EFE reports that the Venezuelan attorney general, Luisa Ortega, said on Monday that the death toll in protests against the government of Nicolás Maduro had reached 13 after two more opposition members died on Monday during demonstrations in the cities of Pueblo Nuevo and Cagua. Some 137 others have been injured, said Ortega, who also confirmed Maduro’s announcement on Friday that three Bolivarian Intelligence Service (Sebin) agents had been detained in connection with the shooting deaths of three protestors on Feb. 12.
But according to El Espectador, Ortega also appeared to point the finger at protestors in calling the death of Elvis Rafael de la Rosa, who was decapitated by a wire cord strung up across a street while riding his motorcycle, a “terrorist act.” She added that 12 protestors had been found with firearms and “many others” with smaller arms and explosive devices like Molotov coctails, saying, “If you bring a firearm to a demonstration, you don’t have pacific intentions.”
El Nacional wrote on Monday that the two demonstrators who died on Monday were 34-year-old Jimmy Vargas, who fell from a building mezzanine in Pueblo Nuevo after tear gas and buckshot fired by members of the National Guard made him lose consciousness. The other, Jhonny Carballo, was shot to death in Cagua, Aragua state, by armed motorcyclists who overtook peaceful protestors on Monday morning.
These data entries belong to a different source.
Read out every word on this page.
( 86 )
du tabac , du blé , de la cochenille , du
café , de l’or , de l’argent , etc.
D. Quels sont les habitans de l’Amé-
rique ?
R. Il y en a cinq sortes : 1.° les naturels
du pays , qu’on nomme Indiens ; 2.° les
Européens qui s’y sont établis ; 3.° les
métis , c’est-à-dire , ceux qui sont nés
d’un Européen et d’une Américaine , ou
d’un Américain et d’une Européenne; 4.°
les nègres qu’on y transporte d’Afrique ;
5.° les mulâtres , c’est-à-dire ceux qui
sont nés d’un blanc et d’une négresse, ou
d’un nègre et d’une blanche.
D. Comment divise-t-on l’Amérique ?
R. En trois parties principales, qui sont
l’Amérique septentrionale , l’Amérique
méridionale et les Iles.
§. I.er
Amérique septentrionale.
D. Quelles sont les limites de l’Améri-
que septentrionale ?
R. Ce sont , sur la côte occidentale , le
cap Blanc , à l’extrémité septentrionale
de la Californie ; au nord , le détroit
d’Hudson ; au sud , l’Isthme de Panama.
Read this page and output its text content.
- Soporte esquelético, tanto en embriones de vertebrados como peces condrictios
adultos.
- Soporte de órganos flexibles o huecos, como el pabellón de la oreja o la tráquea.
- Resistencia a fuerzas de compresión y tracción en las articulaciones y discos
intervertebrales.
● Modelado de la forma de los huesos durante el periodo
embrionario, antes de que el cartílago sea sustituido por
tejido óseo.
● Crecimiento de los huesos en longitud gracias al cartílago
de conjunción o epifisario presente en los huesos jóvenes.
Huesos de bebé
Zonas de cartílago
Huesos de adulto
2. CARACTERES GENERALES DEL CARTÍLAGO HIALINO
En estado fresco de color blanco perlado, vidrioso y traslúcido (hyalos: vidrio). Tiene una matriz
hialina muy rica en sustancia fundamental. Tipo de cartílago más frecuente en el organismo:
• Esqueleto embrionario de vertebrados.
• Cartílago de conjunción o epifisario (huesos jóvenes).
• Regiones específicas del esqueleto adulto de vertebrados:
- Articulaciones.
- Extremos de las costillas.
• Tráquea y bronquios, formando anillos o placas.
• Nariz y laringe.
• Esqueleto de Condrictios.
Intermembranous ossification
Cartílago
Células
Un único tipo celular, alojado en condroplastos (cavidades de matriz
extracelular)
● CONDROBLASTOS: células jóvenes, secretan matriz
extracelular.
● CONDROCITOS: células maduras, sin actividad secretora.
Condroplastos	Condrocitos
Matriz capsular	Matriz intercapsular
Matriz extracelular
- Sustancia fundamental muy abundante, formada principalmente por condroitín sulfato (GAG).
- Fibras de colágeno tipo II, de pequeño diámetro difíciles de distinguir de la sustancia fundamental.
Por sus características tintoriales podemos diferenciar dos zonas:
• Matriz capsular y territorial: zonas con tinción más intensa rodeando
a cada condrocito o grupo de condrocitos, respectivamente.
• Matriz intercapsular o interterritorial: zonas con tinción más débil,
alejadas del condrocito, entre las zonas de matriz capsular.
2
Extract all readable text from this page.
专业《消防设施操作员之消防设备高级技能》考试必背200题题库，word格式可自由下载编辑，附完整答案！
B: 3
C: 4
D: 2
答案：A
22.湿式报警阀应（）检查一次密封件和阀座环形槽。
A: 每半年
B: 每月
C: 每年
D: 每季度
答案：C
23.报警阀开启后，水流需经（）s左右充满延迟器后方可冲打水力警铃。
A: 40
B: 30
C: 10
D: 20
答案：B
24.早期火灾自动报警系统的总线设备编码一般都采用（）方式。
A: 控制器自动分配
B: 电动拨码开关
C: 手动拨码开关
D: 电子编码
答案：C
The New York Times noted on Sunday that in a speech on Sunday, Maduro disputed the opposition’s claim that Danny Vargas, a young man stabbed to death during a protest in the city of San Cristóbal -- where protests first began on Feb. 2 -- was a fellow protestor. Maduro said Vargas had been stabbed by a man who had earlier been “humiliated” by protestors and killed Vargas after mistaking him for a demonstrator. San Cristóbal Mayor Daniel Ceballos, who has registered his opposition to the presence of federal police and paratroopers ordered to the state by Maduro’s government -- even calling for city residents to convene in protest -- said Maduro was seeking “to justify his repression, to justify his militarization” by laying the death at the feet of the protestors, and said Vargas had died after trying to steal a motorcycle.